Everybody has their opportunity to be the best player in the world, but you have to be the best player in the world at a time when the stakes are the highest, and the stakes are pretty high when you’re playing for a World Championship. So, not only was he the best player in the world, but I used to always text him at the time. All I said was BIW, BIW, capital letters, BIW, and he got it. And I still call him BIW, I do. Best in the World, and he had some games this year where he was the Best in the World and I think he’s been one of the best players in the world for the last 10 years.”
That championship parade in 2006, a lot of people look back on it and remember you dancing on stage and all the fun you guys had. Did you have a moment where you just reflected and said to yourself, ‘This was the vision I had when I came here’?
“Not that way. I think one of the tenets that coaches and players should take in their sport is that when you’re successful, when you become good and you get a lot of recognition and notoriety, is that you don’t ever tell people how you did it to make yourself look good. You don’t ever tell people how you’re going to do it because there’s a lot of arrogance involved in that. You just sort of take it humbly and feel very fortunate. Where I soaked it in the most at that time was with my family: with Chris, James and Elisabeth. Because James and Elisabeth, they only heard about the championships that I won, you know? They weren’t even in the world at the time.
To be able to have them in Dallas, sharing this moment. I remember in 1994 when we lost the championship when I was coaching the Knicks in Houston. My son James was 10 and he had come to that seventh game. After that seventh game, he hated basketball because he saw the misery, the pain on our faces, the tears and the disappointment. Even in later years he’d say, ‘Dad, how can you put yourself through this? There’s so much pain! I don’t want anything to do with that kind of a job.’
But he and my daughter were very bubbly that night [in 2006], pouring champagne on my head and spewing it all over the place. To be able to sit in my office just with Chris and I for some minutes, it’s special.
Besides dealing with your family and stuff like that, I think probably the one thing that made me feel the most pride is remembering when I was hired by Micky back in 1996 and having the press conference on the ship “The Imagination.” And not promising, but I could see one day the vision of a parade down Biscayne Blvd, and then having Mike Inglis and Eric Reid talk about ‘And there’ll be a parade down Biscayne Blvd!’
I just remember how proud I was to work for Mr.
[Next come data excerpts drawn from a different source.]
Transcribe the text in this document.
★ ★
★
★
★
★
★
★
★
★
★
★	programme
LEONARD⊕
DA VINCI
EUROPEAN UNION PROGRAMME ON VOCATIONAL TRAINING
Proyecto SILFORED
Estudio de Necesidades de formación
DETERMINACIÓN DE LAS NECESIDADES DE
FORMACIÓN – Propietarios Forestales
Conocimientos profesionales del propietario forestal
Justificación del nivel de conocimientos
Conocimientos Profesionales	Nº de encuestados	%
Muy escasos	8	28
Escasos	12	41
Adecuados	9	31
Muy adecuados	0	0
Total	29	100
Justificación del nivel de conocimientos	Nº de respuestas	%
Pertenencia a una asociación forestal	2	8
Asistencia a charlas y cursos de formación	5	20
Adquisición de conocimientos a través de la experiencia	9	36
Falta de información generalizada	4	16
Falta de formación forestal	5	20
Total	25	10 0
Arison, for Micky, and to have him share and see exactly what it was like to win and to understand that it takes a lot. To be able to have Micky, Madeleine, Nick, Kelly and all of our families that have gone through the tenures together and have some pretty disappointing losses back against the Knicks in the late ‘90’s to finally get to this moment. It just made me very proud to be part of this franchise.”